Giant Retroperitoneal Liposarcoma—A Renal Hazard

Author:

Dieter Raymond A.1,Kuzycz George B.2,Carlino Blake J.3

Affiliation:

1. International College of Surgeons, Thoracic and Cardiovascular Surgeon, Northwestern System at Cadence Health (Emeritus), 22W240 Stanton Road, Glen Ellyn, IL 60137, USA

2. Thoracic and Cardiovascular Surgeon, Northwestern System at Cadence Health (Emeritus), Glen Ellyn, IL 60137, USA

3. College of Arts and Sciences, Loyola University, Chicago, IL 60174, USA

Abstract

Retroperitoneal tumors are uncommon and may reach a large size prior to causing symptoms or being noticed by the patient or physician. A middle-aged female consulted us for care during her “terminal” illness. She had already undergone four previous retroperitoneal resection surgical procedures. She presented with a large recurrent protruding mass from the right side of the abdomen and related a history of a previous cholecystectomy, right nephrectomy, right colectomy, and repeated resection of a recurrent retroperitoneal liposarcoma. She thus came to us for consultation and terminal care in order to be away from her friends during treatment for this terminal condition. After our consultation, she elected to have repeated surgical excisions of the tumor. The surgical excisions yielded a giant recurrent tumor mass, which overflowed and covered all margins of the 21-inch-wide surgical scrub basin. Over the next eleven years, she had multiple surgical resection procedures involving both the right and left retroperitoneum (a splenectomy, a left colectomy, and a colostomy). Recovery from each of these resection procedures (the final combined resection weight was 120 pounds) was without complications. However, the tumor finally encased the pancreas and the left kidney.

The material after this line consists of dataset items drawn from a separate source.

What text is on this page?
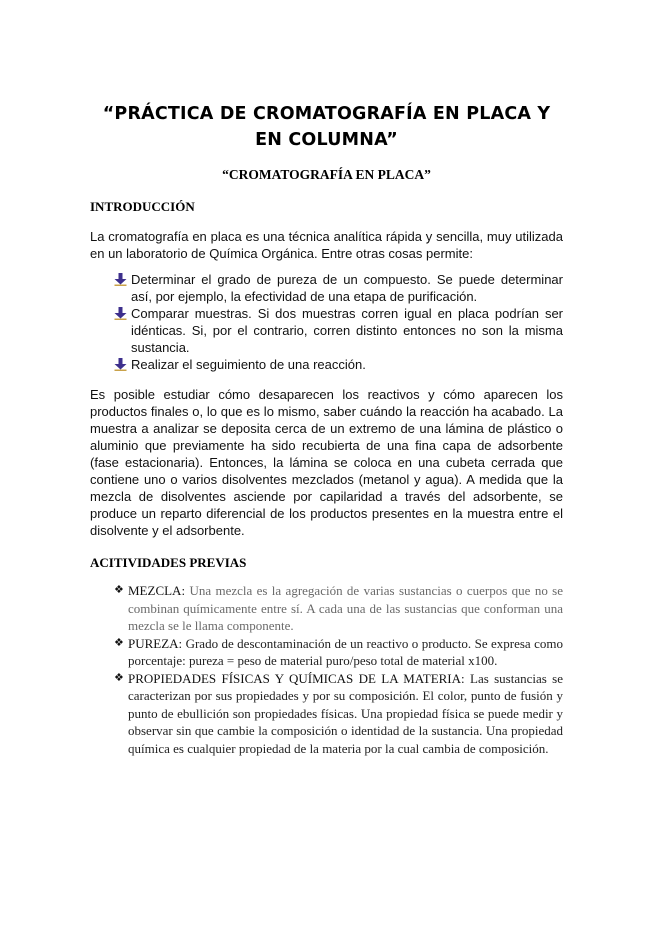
“PRÁCTICA DE CROMATOGRAFÍA EN PLACA Y EN COLUMNA”
“CROMATOGRAFÍA EN PLACA”
INTRODUCCIÓN

La cromatografía en placa es una técnica analítica rápida y sencilla, muy utilizada en un laboratorio de Química Orgánica. Entre otras cosas permite:

Determinar el grado de pureza de un compuesto. Se puede determinar así, por ejemplo, la efectividad de una etapa de purificación.
Comparar muestras. Si dos muestras corren igual en placa podrían ser idénticas. Si, por el contrario, corren distinto entonces no son la misma sustancia.
Realizar el seguimiento de una reacción.

Es posible estudiar cómo desaparecen los reactivos y cómo aparecen los productos finales o, lo que es lo mismo, saber cuándo la reacción ha acabado. La muestra a analizar se deposita cerca de un extremo de una lámina de plástico o aluminio que previamente ha sido recubierta de una fina capa de adsorbente (fase estacionaria). Entonces, la lámina se coloca en una cubeta cerrada que contiene uno o varios disolventes mezclados (metanol y agua). A medida que la mezcla de disolventes asciende por capilaridad a través del adsorbente, se produce un reparto diferencial de los productos presentes en la muestra entre el disolvente y el adsorbente.

ACITIVIDADES PREVIAS
❖ MEZCLA: Una mezcla es la agregación de varias sustancias o cuerpos que no se combinan químicamente entre sí. A cada una de las sustancias que conforman una mezcla se le llama componente.
❖ PUREZA: Grado de descontaminación de un reactivo o producto. Se expresa como porcentaje: pureza = peso de material puro/peso total de material x100.
❖ PROPIEDADES FÍSICAS Y QUÍMICAS DE LA MATERIA: Las sustancias se caracterizan por sus propiedades y por su composición. El color, punto de fusión y punto de ebullición son propiedades físicas. Una propiedad física se puede medir y observar sin que cambie la composición o identidad de la sustancia. Una propiedad química es cualquier propiedad de la materia por la cual cambia de composición.
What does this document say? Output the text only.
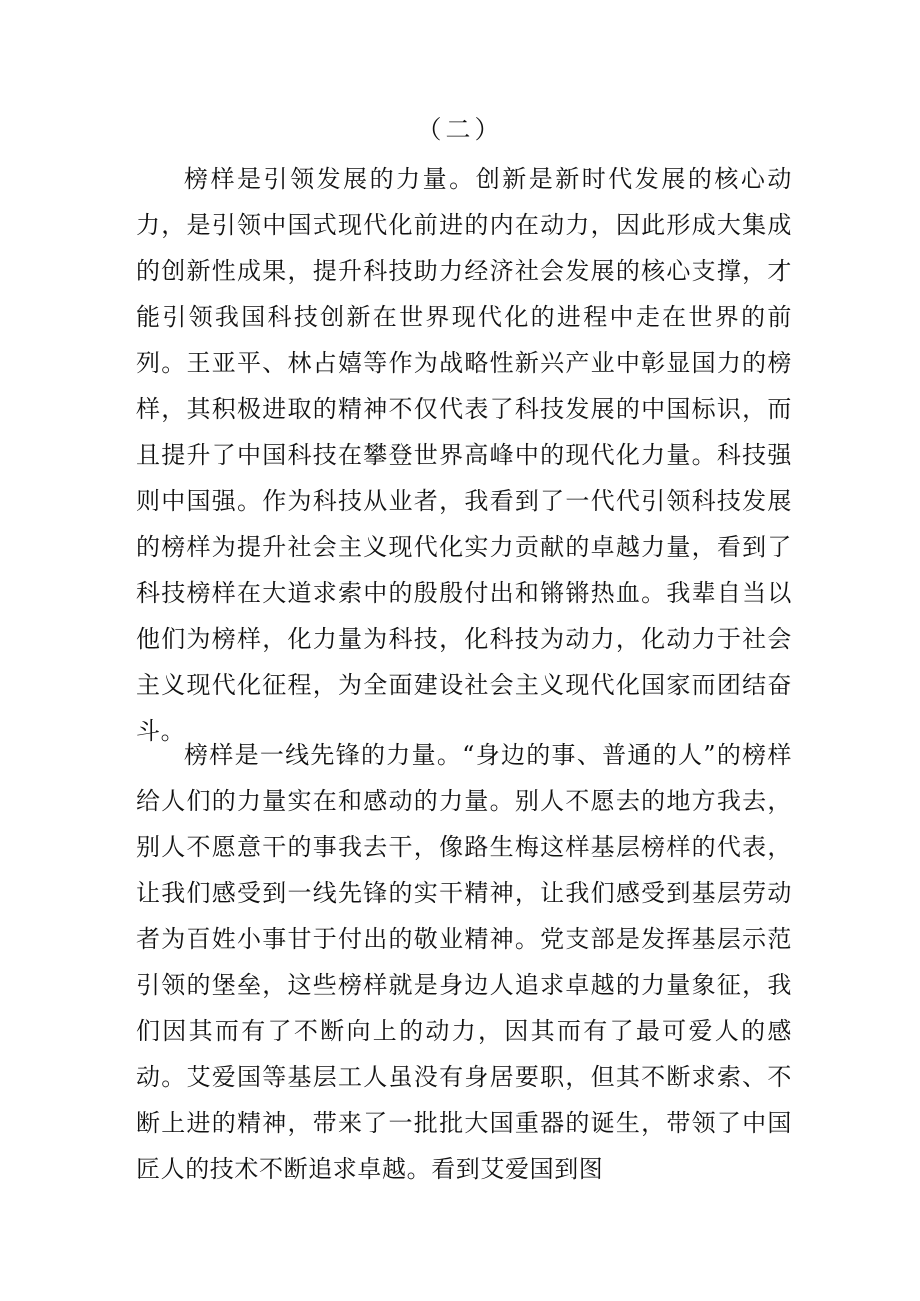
（二）

榜样是引领发展的力量。创新是新时代发展的核心动力，是引领中国式现代化前进的内在动力，因此形成大集成的创新性成果，提升科技助力经济社会发展的核心支撑，才能引领我国科技创新在世界现代化的进程中走在世界的前列。王亚平、林占嬉等作为战略性新兴产业中彰显国力的榜样，其积极进取的精神不仅代表了科技发展的中国标识，而且提升了中国科技在攀登世界高峰中的现代化力量。科技强则中国强。作为科技从业者，我看到了一代代引领科技发展的榜样为提升社会主义现代化实力贡献的卓越力量，看到了科技榜样在大道求索中的殷殷付出和锵锵热血。我辈自当以他们为榜样，化力量为科技，化科技为动力，化动力于社会主义现代化征程，为全面建设社会主义现代化国家而团结奋斗。

榜样是一线先锋的力量。“身边的事、普通的人”的榜样给人们的力量实在和感动的力量。别人不愿去的地方我去，别人不愿意干的事我去干，像路生梅这样基层榜样的代表，让我们感受到一线先锋的实干精神，让我们感受到基层劳动者为百姓小事甘于付出的敬业精神。党支部是发挥基层示范引领的堡垒，这些榜样就是身边人追求卓越的力量象征，我们因其而有了不断向上的动力，因其而有了最可爱人的感动。艾爱国等基层工人虽没有身居要职，但其不断求索、不断上进的精神，带来了一批批大国重器的诞生，带领了中国匠人的技术不断追求卓越。看到艾爱国到图
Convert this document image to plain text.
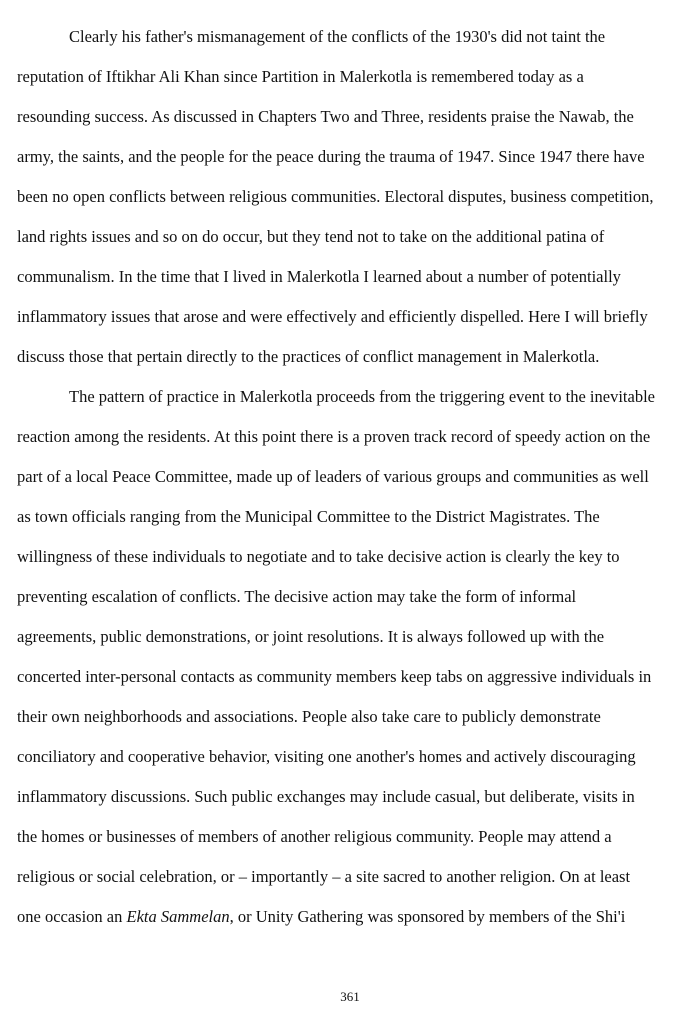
Clearly his father's mismanagement of the conflicts of the 1930's did not taint the
reputation of Iftikhar Ali Khan since Partition in Malerkotla is remembered today as a
resounding success. As discussed in Chapters Two and Three, residents praise the Nawab, the
army, the saints, and the people for the peace during the trauma of 1947. Since 1947 there have
been no open conflicts between religious communities. Electoral disputes, business competition,
land rights issues and so on do occur, but they tend not to take on the additional patina of
communalism. In the time that I lived in Malerkotla I learned about a number of potentially
inflammatory issues that arose and were effectively and efficiently dispelled. Here I will briefly
discuss those that pertain directly to the practices of conflict management in Malerkotla.
The pattern of practice in Malerkotla proceeds from the triggering event to the inevitable
reaction among the residents. At this point there is a proven track record of speedy action on the
part of a local Peace Committee, made up of leaders of various groups and communities as well
as town officials ranging from the Municipal Committee to the District Magistrates. The
willingness of these individuals to negotiate and to take decisive action is clearly the key to
preventing escalation of conflicts. The decisive action may take the form of informal
agreements, public demonstrations, or joint resolutions. It is always followed up with the
concerted inter-personal contacts as community members keep tabs on aggressive individuals in
their own neighborhoods and associations. People also take care to publicly demonstrate
conciliatory and cooperative behavior, visiting one another's homes and actively discouraging
inflammatory discussions. Such public exchanges may include casual, but deliberate, visits in
the homes or businesses of members of another religious community. People may attend a
religious or social celebration, or – importantly – a site sacred to another religion. On at least
one occasion an Ekta Sammelan, or Unity Gathering was sponsored by members of the Shi'i
361
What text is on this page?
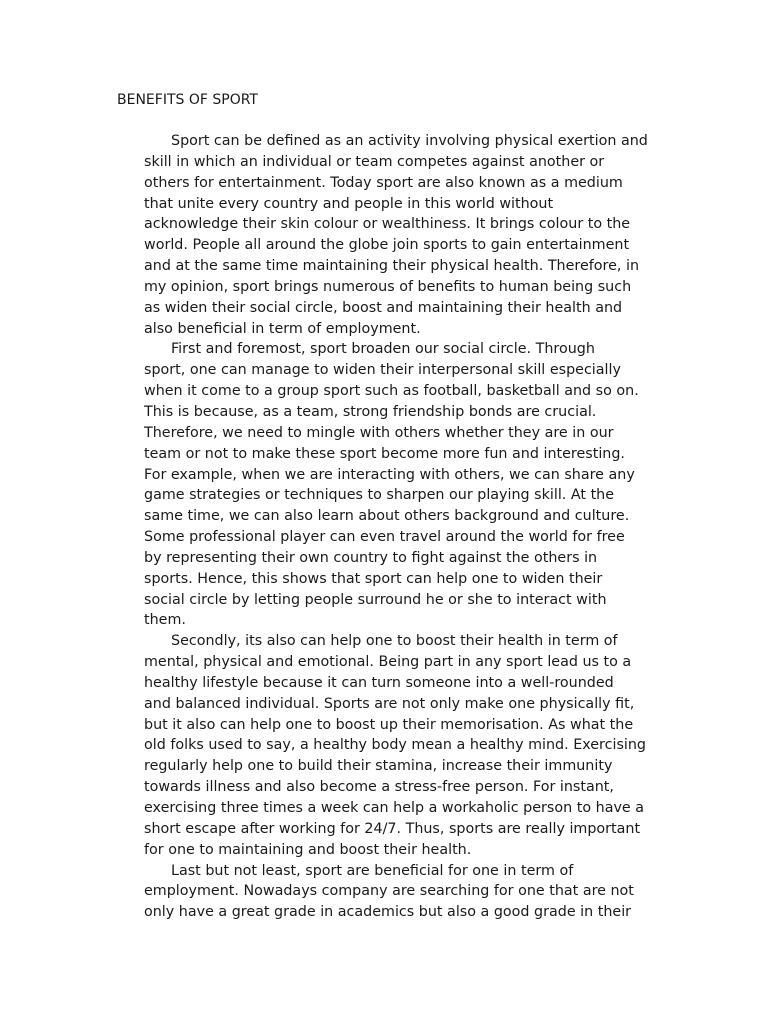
BENEFITS OF SPORT
Sport can be defined as an activity involving physical exertion and
skill in which an individual or team competes against another or
others for entertainment. Today sport are also known as a medium
that unite every country and people in this world without
acknowledge their skin colour or wealthiness. It brings colour to the
world. People all around the globe join sports to gain entertainment
and at the same time maintaining their physical health. Therefore, in
my opinion, sport brings numerous of benefits to human being such
as widen their social circle, boost and maintaining their health and
also beneficial in term of employment.
First and foremost, sport broaden our social circle. Through
sport, one can manage to widen their interpersonal skill especially
when it come to a group sport such as football, basketball and so on.
This is because, as a team, strong friendship bonds are crucial.
Therefore, we need to mingle with others whether they are in our
team or not to make these sport become more fun and interesting.
For example, when we are interacting with others, we can share any
game strategies or techniques to sharpen our playing skill. At the
same time, we can also learn about others background and culture.
Some professional player can even travel around the world for free
by representing their own country to fight against the others in
sports. Hence, this shows that sport can help one to widen their
social circle by letting people surround he or she to interact with
them.
Secondly, its also can help one to boost their health in term of
mental, physical and emotional. Being part in any sport lead us to a
healthy lifestyle because it can turn someone into a well-rounded
and balanced individual. Sports are not only make one physically fit,
but it also can help one to boost up their memorisation. As what the
old folks used to say, a healthy body mean a healthy mind. Exercising
regularly help one to build their stamina, increase their immunity
towards illness and also become a stress-free person. For instant,
exercising three times a week can help a workaholic person to have a
short escape after working for 24/7. Thus, sports are really important
for one to maintaining and boost their health.
Last but not least, sport are beneficial for one in term of
employment. Nowadays company are searching for one that are not
only have a great grade in academics but also a good grade in their
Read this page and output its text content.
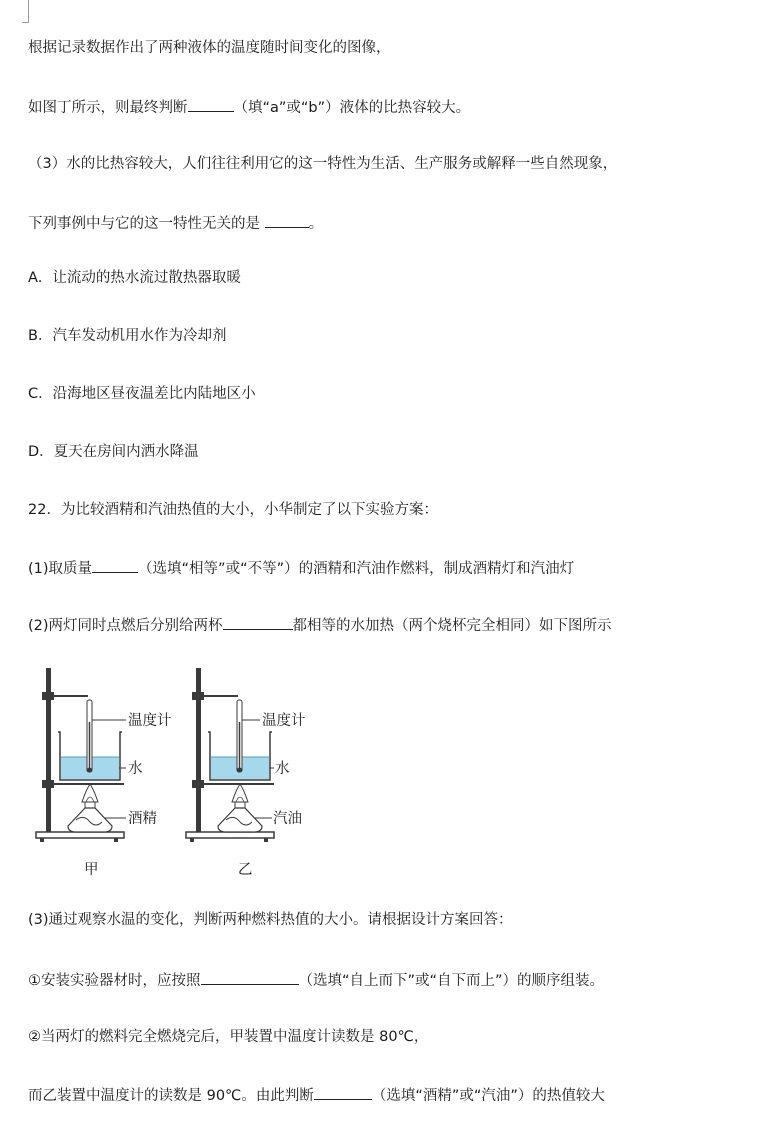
根据记录数据作出了两种液体的温度随时间变化的图像，
如图丁所示，则最终判断	（填“a”或“b”）液体的比热容较大。
（3）水的比热容较大，人们往往利用它的这一特性为生活、生产服务或解释一些自然现象，
下列事例中与它的这一特性无关的是	。
A．让流动的热水流过散热器取暖
B．汽车发动机用水作为冷却剂
C．沿海地区昼夜温差比内陆地区小
D．夏天在房间内洒水降温
22．为比较酒精和汽油热值的大小，小华制定了以下实验方案：
(1)取质量	（选填“相等”或“不等”）的酒精和汽油作燃料，制成酒精灯和汽油灯
(2)两灯同时点燃后分别给两杯	都相等的水加热（两个烧杯完全相同）如下图所示
温度计
水
酒精
甲
温度计
水
汽油
乙
(3)通过观察水温的变化，判断两种燃料热值的大小。请根据设计方案回答：
①安装实验器材时，应按照	（选填“自上而下”或“自下而上”）的顺序组装。
②当两灯的燃料完全燃烧完后，甲装置中温度计读数是 80℃，
而乙装置中温度计的读数是 90℃。由此判断	（选填“酒精”或“汽油”）的热值较大
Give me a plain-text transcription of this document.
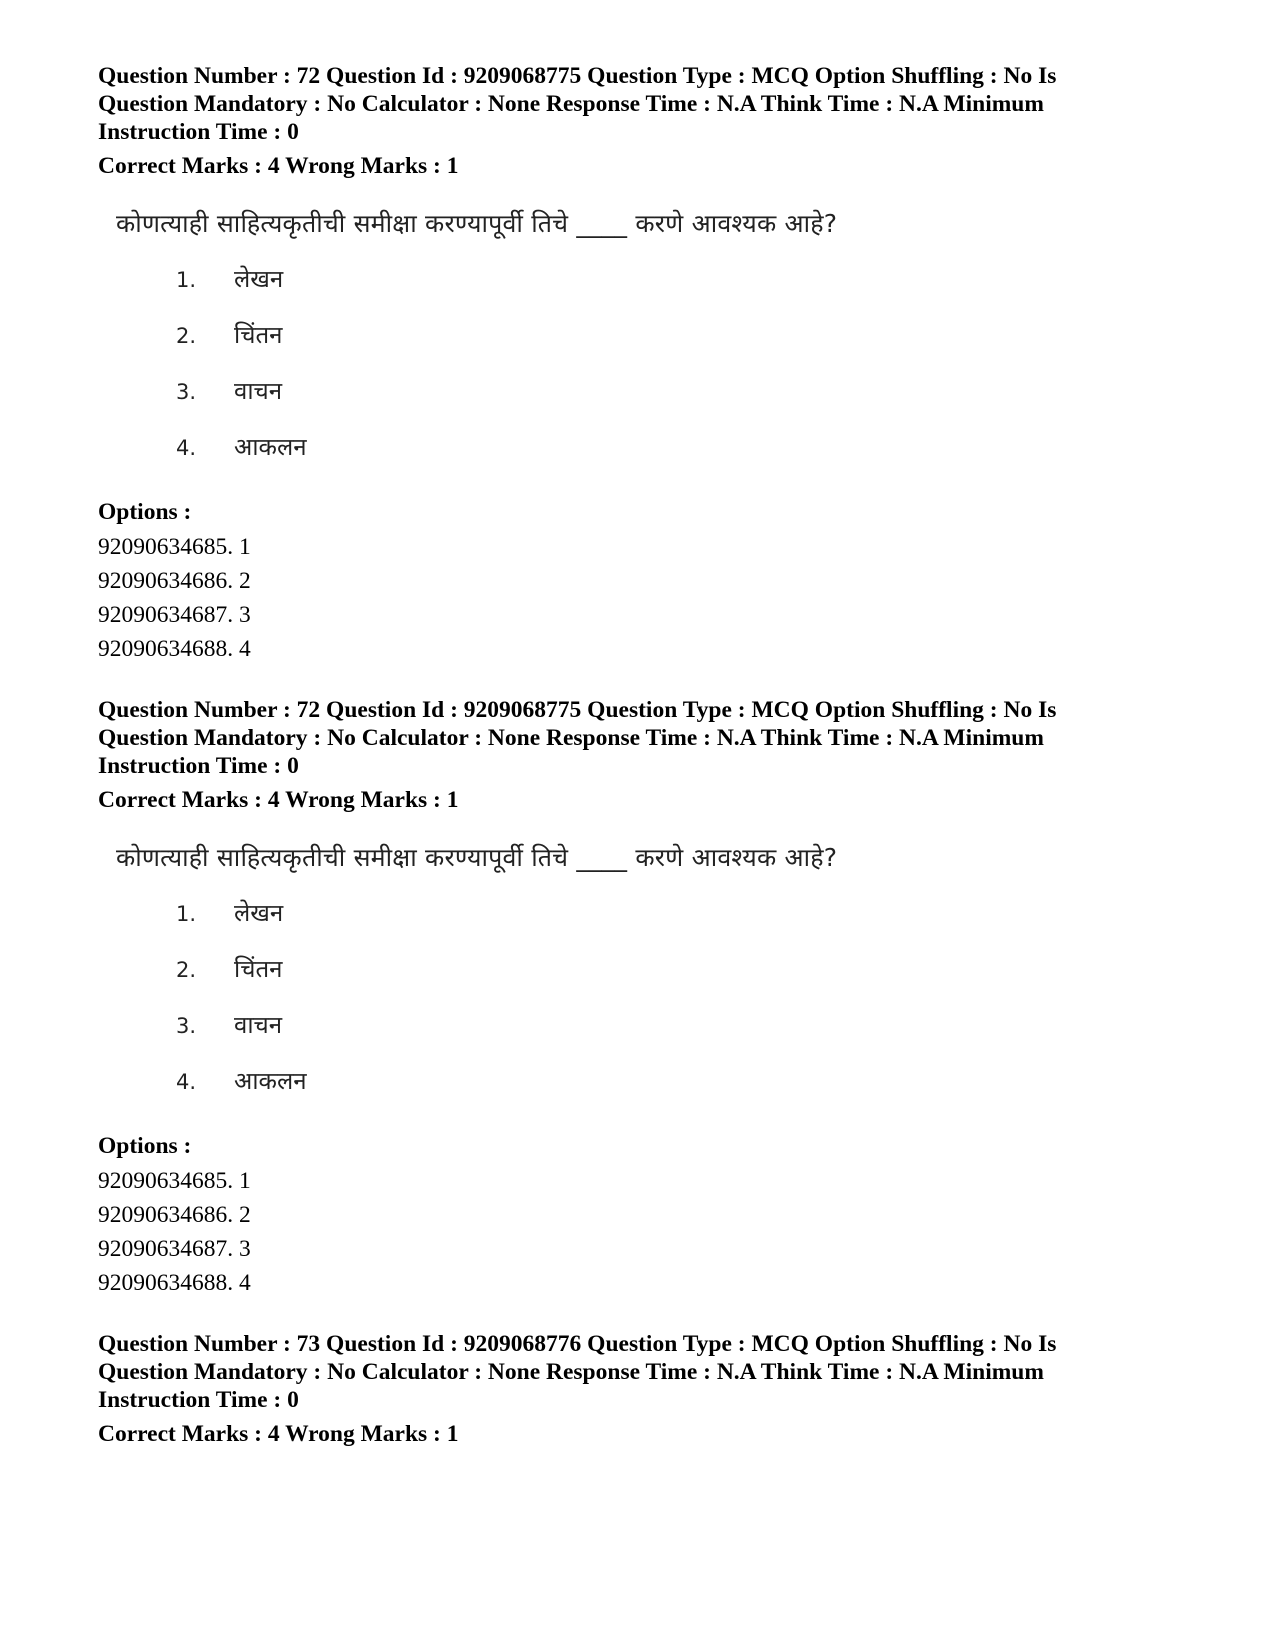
Question Number : 72 Question Id : 9209068775 Question Type : MCQ Option Shuffling : No Is
Question Mandatory : No Calculator : None Response Time : N.A Think Time : N.A Minimum
Instruction Time : 0

Correct Marks : 4 Wrong Marks : 1

कोणत्याही साहित्यकृतीची समीक्षा करण्यापूर्वी तिचे ____ करणे आवश्यक आहे?
1. लेखन
2. चिंतन
3. वाचन
4. आकलन

Options :

92090634685. 1
92090634686. 2
92090634687. 3
92090634688. 4

Question Number : 72 Question Id : 9209068775 Question Type : MCQ Option Shuffling : No Is
Question Mandatory : No Calculator : None Response Time : N.A Think Time : N.A Minimum
Instruction Time : 0

Correct Marks : 4 Wrong Marks : 1

कोणत्याही साहित्यकृतीची समीक्षा करण्यापूर्वी तिचे ____ करणे आवश्यक आहे?
1. लेखन
2. चिंतन
3. वाचन
4. आकलन

Options :

92090634685. 1
92090634686. 2
92090634687. 3
92090634688. 4

Question Number : 73 Question Id : 9209068776 Question Type : MCQ Option Shuffling : No Is
Question Mandatory : No Calculator : None Response Time : N.A Think Time : N.A Minimum
Instruction Time : 0

Correct Marks : 4 Wrong Marks : 1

If the tumor encasement were to be palliated and resected, she would require hemodialysis. At this time, the patient elected to have no further resection surgeries, no dialysis, nor any palliative chemoradiation treatment. Over a period of sixteen years from her first resection and twelve years from our first resection, the patient had continued to work at her medical administrative and leadership position and led a functional life after our consultation, except for her surgical period. The patient was not cured but benefited from repeated palliative surgeries, prolonging her life and improving her job performance.